Приведу пару выдержек из этого документа. В частности потому, что у нас в течение многих лет существовал расхожий, апробированный ЦК КПСС штамп о необъективности американских властей в освещении всего, что имело отношение к достижениям Советской России в любых областях. Вот первая выдержка. «Мощная организация советских разведчиков была раскрыта в Японии как раз перед нападением на Пирл-Харбор. Вероятно, никогда в истории не существовало столь смелой и столь успешной организации. В течение восьми напряженных лет дерзкая и искусная группа разведчиков работала в Японии на свою духовную родину — Советскую Россию. Несмотря на энергичную деятельность и громадные успехи, она находилась вне всяких подозрений. Организация была раскрыта не по своей оплошности, а из-за простой случайности».
А вторая выдержка — оценка генералом Макартуром самого Зорге. О ней стоит упомянуть. Генерал был ярым антикоммунистом. Об этой черте его бесспорно незаурядной личности в Советском Союзе написаны сотни статей, сказаны тысячи и тысячи слов. Но никто не упомянул о другом качестве выдающегося американского военачальника — способности объективно оценивать своих противников. «Рихард Зорге, — отмечал генерал, — обладал всеми качествами великого человека: силой духа, даром остроумно оценивать события, смелостью, соединенной с осторожностью, и непоколебимой решимостью. Он мог бы стать отличным полководцем или необыкновенным дипломатом».
Что же, генерал был прав, особенно когда назвал Рихарда Зорге потенциальным «необыкновенным дипломатом». Советский разведчик не только сумел передавать в Центр самую ценную информацию о военных, промышленных возможностях Японии в тридцатые годы. Он употребил все свое искусство талантливого дипломата, чтобы подтолкнуть японское руководство к военной агрессии не на севере, против СССР, а на юге, против Соединенных Штатов Америки. Это, в частности, дало возможность Сталину снять часть военных соединений с дальневосточных границ и направить их под Москву, над которой нависла угроза захвата немецкими вооруженными силами. В этом и есть, как мне кажется, одна из самых главных заслуг группы Зорге.

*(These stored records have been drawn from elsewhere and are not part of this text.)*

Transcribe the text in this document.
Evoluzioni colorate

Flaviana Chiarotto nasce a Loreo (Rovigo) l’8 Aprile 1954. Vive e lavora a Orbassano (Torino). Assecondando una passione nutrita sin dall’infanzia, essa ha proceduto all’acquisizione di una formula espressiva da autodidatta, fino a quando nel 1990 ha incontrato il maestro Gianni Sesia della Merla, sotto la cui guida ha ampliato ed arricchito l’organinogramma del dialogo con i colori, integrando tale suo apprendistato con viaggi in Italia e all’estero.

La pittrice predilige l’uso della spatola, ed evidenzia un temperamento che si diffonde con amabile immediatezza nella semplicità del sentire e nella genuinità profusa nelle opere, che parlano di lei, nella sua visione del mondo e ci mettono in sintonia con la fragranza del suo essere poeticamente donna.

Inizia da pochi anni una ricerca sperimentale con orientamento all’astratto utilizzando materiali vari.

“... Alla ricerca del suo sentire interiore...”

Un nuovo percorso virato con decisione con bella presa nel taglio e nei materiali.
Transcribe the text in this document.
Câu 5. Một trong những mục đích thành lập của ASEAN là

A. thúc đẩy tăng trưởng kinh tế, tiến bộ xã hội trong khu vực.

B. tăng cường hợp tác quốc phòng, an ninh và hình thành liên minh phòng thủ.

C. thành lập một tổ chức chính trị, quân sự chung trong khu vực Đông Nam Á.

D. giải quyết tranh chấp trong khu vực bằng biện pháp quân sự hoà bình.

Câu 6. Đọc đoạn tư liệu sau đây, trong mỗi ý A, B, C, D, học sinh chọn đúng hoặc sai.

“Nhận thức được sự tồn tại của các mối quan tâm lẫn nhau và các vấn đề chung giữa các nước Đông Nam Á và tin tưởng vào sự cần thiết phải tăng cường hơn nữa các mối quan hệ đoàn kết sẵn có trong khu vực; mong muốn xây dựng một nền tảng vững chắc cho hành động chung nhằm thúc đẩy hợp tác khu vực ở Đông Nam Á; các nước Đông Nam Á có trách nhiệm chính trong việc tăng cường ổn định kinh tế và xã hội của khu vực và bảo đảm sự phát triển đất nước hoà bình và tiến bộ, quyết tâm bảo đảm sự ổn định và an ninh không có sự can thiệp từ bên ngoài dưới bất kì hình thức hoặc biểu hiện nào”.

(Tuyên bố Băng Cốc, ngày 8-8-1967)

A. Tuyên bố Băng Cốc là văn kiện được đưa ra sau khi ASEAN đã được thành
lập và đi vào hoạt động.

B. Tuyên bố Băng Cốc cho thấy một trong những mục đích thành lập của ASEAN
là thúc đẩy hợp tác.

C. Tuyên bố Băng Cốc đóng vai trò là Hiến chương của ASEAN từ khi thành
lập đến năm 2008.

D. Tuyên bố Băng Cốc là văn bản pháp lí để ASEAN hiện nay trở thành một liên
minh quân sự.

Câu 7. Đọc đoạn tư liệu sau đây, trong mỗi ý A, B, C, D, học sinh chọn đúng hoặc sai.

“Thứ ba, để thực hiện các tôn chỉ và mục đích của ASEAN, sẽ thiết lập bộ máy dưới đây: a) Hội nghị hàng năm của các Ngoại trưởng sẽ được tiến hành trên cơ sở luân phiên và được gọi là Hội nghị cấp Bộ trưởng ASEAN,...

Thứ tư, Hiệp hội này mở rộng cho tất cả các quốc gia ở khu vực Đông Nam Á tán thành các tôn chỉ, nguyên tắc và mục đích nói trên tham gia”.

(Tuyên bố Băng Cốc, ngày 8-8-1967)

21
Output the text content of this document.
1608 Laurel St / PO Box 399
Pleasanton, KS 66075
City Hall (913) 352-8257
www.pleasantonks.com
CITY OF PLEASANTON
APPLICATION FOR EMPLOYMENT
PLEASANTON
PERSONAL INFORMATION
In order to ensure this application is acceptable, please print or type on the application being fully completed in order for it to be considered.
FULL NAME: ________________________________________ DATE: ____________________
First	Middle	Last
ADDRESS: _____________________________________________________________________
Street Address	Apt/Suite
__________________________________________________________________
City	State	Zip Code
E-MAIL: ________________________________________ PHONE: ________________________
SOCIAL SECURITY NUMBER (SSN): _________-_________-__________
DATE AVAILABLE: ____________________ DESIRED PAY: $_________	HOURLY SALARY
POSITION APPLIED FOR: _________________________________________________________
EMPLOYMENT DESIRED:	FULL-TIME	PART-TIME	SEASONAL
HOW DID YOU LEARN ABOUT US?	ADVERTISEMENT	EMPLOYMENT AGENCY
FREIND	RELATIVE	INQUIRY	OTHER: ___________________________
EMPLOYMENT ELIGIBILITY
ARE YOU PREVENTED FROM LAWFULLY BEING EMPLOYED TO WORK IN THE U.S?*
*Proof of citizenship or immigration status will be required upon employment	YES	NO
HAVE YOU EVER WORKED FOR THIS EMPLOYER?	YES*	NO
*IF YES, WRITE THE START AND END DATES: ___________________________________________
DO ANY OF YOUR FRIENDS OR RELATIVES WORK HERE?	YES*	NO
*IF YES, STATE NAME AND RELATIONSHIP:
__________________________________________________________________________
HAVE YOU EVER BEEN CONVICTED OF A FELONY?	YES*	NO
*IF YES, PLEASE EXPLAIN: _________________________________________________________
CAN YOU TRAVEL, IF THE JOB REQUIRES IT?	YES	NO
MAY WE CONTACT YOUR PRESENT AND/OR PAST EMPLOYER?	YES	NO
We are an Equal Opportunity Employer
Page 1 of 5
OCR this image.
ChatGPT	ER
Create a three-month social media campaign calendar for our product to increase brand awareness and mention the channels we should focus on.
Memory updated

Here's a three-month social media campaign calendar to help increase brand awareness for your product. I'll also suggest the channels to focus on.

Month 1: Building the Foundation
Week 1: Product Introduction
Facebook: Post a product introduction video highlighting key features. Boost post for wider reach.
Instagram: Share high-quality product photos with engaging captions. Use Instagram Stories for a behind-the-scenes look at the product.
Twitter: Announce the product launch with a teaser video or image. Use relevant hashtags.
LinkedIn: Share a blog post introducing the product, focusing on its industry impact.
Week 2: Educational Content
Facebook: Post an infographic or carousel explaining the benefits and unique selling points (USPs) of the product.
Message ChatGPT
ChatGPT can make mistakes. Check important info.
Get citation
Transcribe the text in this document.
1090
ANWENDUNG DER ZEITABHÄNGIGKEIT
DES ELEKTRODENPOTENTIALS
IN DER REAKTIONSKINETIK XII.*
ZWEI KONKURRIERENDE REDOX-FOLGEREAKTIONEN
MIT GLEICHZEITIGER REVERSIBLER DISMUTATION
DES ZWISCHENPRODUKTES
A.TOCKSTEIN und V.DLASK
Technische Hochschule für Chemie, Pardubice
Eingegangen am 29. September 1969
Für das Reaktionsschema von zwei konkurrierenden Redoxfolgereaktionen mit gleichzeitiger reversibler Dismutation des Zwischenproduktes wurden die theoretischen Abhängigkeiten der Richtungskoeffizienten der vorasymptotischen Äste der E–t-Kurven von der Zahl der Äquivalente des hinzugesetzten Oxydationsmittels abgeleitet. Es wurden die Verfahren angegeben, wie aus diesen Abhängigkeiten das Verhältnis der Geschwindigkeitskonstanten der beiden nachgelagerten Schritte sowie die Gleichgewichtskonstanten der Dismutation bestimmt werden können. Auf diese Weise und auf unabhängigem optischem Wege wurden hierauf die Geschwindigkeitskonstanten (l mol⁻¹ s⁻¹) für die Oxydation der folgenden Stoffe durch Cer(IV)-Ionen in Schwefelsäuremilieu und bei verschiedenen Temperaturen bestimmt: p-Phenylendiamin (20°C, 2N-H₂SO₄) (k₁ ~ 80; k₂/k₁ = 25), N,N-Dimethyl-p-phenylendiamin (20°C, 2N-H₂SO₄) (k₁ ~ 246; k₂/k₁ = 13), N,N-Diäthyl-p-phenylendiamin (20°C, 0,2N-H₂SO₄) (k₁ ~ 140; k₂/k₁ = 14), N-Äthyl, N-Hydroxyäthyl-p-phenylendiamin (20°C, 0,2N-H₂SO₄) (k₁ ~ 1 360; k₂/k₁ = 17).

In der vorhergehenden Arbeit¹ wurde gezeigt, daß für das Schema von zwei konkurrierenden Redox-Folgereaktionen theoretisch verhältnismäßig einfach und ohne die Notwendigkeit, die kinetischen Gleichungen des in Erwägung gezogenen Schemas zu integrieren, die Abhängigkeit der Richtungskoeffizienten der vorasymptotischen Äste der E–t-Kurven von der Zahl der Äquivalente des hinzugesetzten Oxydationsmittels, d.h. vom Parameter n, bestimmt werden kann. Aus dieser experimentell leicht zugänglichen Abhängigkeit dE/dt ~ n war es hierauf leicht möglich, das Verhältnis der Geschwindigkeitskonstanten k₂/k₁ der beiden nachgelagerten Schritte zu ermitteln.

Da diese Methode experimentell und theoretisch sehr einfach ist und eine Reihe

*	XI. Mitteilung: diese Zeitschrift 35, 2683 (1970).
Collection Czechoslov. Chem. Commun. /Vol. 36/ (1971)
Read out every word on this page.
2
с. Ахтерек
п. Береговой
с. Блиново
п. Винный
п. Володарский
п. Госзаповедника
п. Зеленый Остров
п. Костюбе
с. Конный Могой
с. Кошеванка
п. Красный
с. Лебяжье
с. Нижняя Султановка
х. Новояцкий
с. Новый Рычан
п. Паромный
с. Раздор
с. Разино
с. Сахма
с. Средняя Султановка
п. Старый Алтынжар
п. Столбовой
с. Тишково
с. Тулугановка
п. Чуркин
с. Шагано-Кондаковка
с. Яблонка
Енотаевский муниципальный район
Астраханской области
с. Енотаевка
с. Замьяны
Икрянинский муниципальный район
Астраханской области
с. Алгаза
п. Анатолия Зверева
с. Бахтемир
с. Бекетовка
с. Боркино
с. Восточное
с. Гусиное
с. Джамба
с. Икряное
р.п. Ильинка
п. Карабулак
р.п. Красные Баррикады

Но вернусь к соратникам Рихарда и сентябрьскому вечеру 1964 года. Я не верю в то, что все японские документы о деятельности его группы утеряны для нас безвозвратно. На чем основана такая уверенность? Инструкция Москвы, полученная вскоре после опубликования моей статьи в «Известиях», обязывала посольство разыскать любые японские материалы по этому делу. Маховик, которому дал первый толчок сам Хрущев, раскручивался на полную мощность. Посол привлек к работе меня. Помощь нам оказал тот же Иосио Сига. При его содействии удалось достать четыре объемистых фолианта — полный стенографический отчет о допросах Зорге в тюрьме Сугамо, изданный на японском языке. В мои руки попала также толстая тетрадь с рукописными записями допросов. Я передал все четыре тома в посольство. Точно знаю — их тут же переслали в Москву ближайшей диппочтой. Кому? Адресат остается неизвестным. Толстая тетрадь все еще хранится в моем архиве. Теперь она вряд ли сможет пригодиться за давностью лет. Рихард стал давно перевернутой страницей в истории советской разведки.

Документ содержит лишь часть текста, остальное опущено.